Advertising Normalizes Drinking, While Alcohol Destroys Communities
Beyond the super relatable numbers and findings, the study packs an additional punch. The very framing of the study — calling it “secondhand drinking” — is somewhat revolutionary. By labeling it this way, the folks behind the study are emphasizing that drinking doesn’t just hurt the drinker, but it also affects the people around them akin to secondhand smoke. Sure, those of us in recovery who’ve had to write inventories or make amends are well aware of how we’ve effed up the lives around us. But for the rest for the world, drinking is fun, readily accessible, and not as bad as, like, heroin, right? Advertising agencies and big brands have worked really hard over the last decade to normalize drinking in every possible setting — airports, movie theaters, office meetings, and more. Initiating a conversation about how drinking messes up entire communities, economies, and the personal lives of innocent people feels like boldly bucking the system.
This study in fact tells the truth of what people in recovery have known for years: the world is a safer and less shitty place if we stay sober. Beyond the loved ones who have to clean up our puke or the fender benders caused when we’ve had one too many, drinking — or more specifically alcohol use disorder — is destroying lives at an alarming rate.

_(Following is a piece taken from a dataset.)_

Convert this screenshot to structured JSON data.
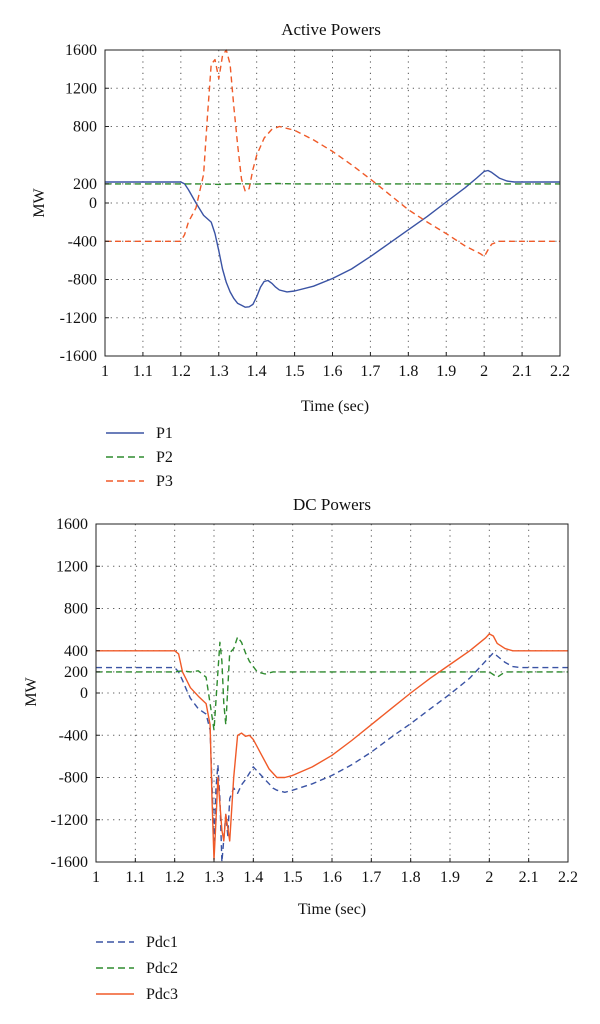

In addition to being a writer, I also work at a hospital on an addiction medicine team as a recovery mentor. Daily, our emergency room is filled with people brought in by the negative effects of drinking. Yet in a society where drinking is no big deal, these faces are commonplace and will be replaced by new ones the following day.
“It’s Not That Bad…”
Last summer in the hospital, I met a nice lady. She had a good life: She owned a successful business, she had beautiful and talented teenage daughters, a doting husband and concerned friends. Everybody lives next door to this lady. Your mom is friends with this lady. Hell, maybe your mom is this lady. And when they brought her in because of the negative effects of her drinking, she reported that it wasn’t that bad, she only had a few glasses of wine a night.

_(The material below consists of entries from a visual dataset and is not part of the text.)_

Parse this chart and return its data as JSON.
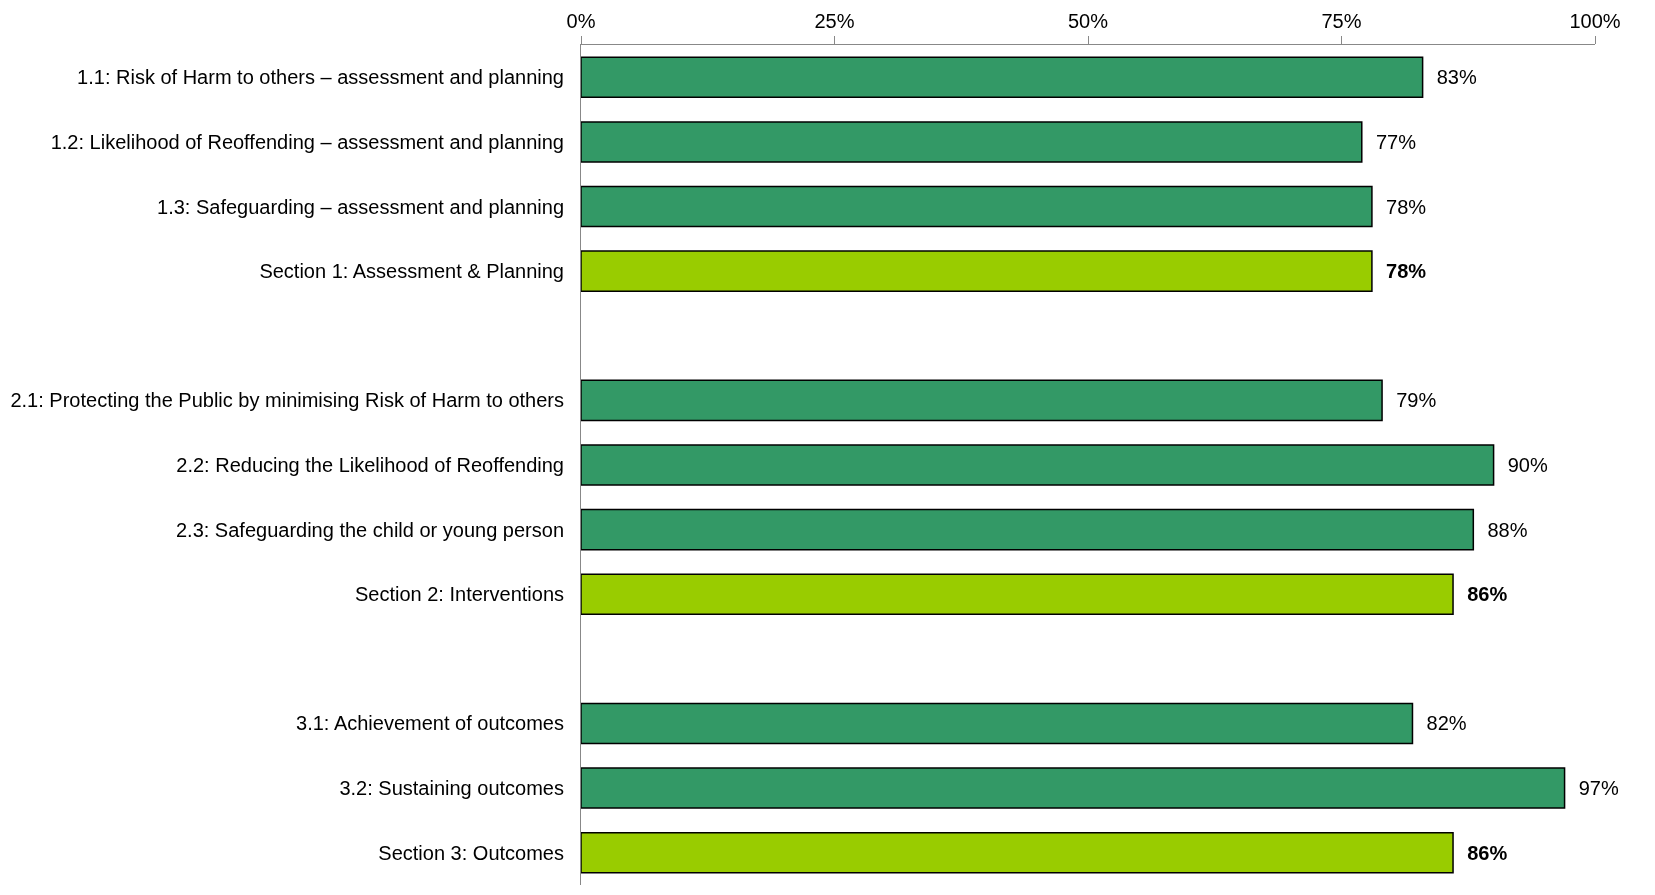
{
  "chart_data": {
    "type": "bar",
    "orientation": "horizontal",
    "categories": [
      "1.1: Risk of Harm to others – assessment and planning",
      "1.2: Likelihood of Reoffending – assessment and planning",
      "1.3: Safeguarding – assessment and planning",
      "Section 1: Assessment & Planning",
      null,
      "2.1: Protecting the Public by minimising Risk of Harm to others",
      "2.2: Reducing the Likelihood of Reoffending",
      "2.3: Safeguarding the child or young person",
      "Section 2: Interventions",
      null,
      "3.1: Achievement of outcomes",
      "3.2: Sustaining outcomes",
      "Section 3: Outcomes"
    ],
    "values": [
      83,
      77,
      78,
      78,
      null,
      79,
      90,
      88,
      86,
      null,
      82,
      97,
      86
    ],
    "value_labels": [
      "83%",
      "77%",
      "78%",
      "78%",
      null,
      "79%",
      "90%",
      "88%",
      "86%",
      null,
      "82%",
      "97%",
      "86%"
    ],
    "colors": [
      "#339966",
      "#339966",
      "#339966",
      "#99cc00",
      null,
      "#339966",
      "#339966",
      "#339966",
      "#99cc00",
      null,
      "#339966",
      "#339966",
      "#99cc00"
    ],
    "xlim": [
      0,
      100
    ],
    "xticks": [
      {
        "value": 0,
        "label": "0%"
      },
      {
        "value": 25,
        "label": "25%"
      },
      {
        "value": 50,
        "label": "50%"
      },
      {
        "value": 75,
        "label": "75%"
      },
      {
        "value": 100,
        "label": "100%"
      }
    ],
    "grid": false
  }
}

Later, I shared my interaction with a doctor on her team. “Unbelievable!” he said. He told me that moments before I saw her, her medical team showed her detailed pictures of the damage that drinking had caused her brain. During her stay, I got concerned calls from her best friend and her daughters, all of whom had heartbreaking stories of how this woman’s drinking had negatively impacted them. It didn’t matter that she was white or successful or a nice lady. Drinking was ruining her brain, her life, and the lives of the people around her.

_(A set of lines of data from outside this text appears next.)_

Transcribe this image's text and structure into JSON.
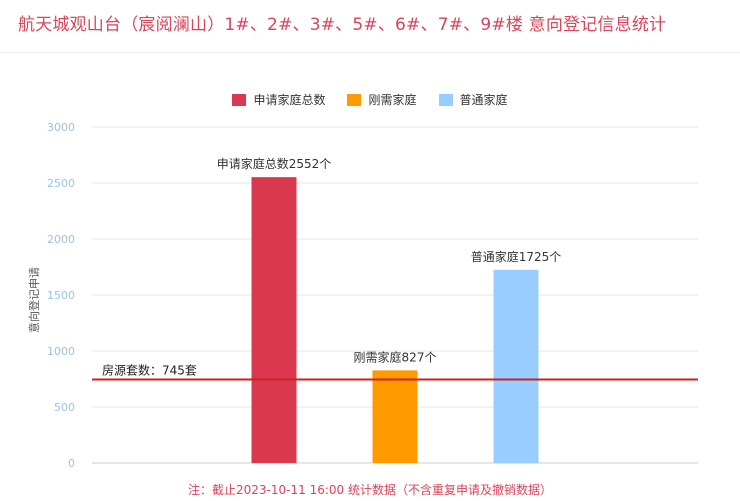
{
  "title": "航天城观山台（宸阅澜山）1#、2#、3#、5#、6#、7#、9#楼 意向登记信息统计",
  "footnote": "注：截止2023-10-11 16:00 统计数据（不含重复申请及撤销数据）",
  "colors": {
    "title": "#d9455a",
    "apply": "#d9384f",
    "rigid": "#ff9a00",
    "normal": "#99ccff",
    "refline": "#cc2222",
    "axis_tick": "#99c2e6"
  },
  "chart_data": {
    "type": "bar",
    "ylabel": "意向登记申请",
    "ylim": [
      0,
      3000
    ],
    "yticks": [
      0,
      500,
      1000,
      1500,
      2000,
      2500,
      3000
    ],
    "legend": [
      "申请家庭总数",
      "刚需家庭",
      "普通家庭"
    ],
    "legend_position": "top-center",
    "grid": true,
    "bars": [
      {
        "name": "申请家庭总数",
        "value": 2552,
        "label": "申请家庭总数2552个",
        "color": "#d9384f"
      },
      {
        "name": "刚需家庭",
        "value": 827,
        "label": "刚需家庭827个",
        "color": "#ff9a00"
      },
      {
        "name": "普通家庭",
        "value": 1725,
        "label": "普通家庭1725个",
        "color": "#99ccff"
      }
    ],
    "reference_line": {
      "value": 745,
      "label": "房源套数：745套"
    }
  }
}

In the 1970’s and 1980’s, the discovery of the effects of secondhand smoking changed how we thought about tobacco and nicotine. We started talking about how smoking was making the people around us sick, too. We changed how we smoked in front of children, in front of friends, and in public places. When we talk about secondhand drinking, we’re hoping for the same consideration and results. We’re saying it’s not just the alcoholic affected. It’s everybody around them, too.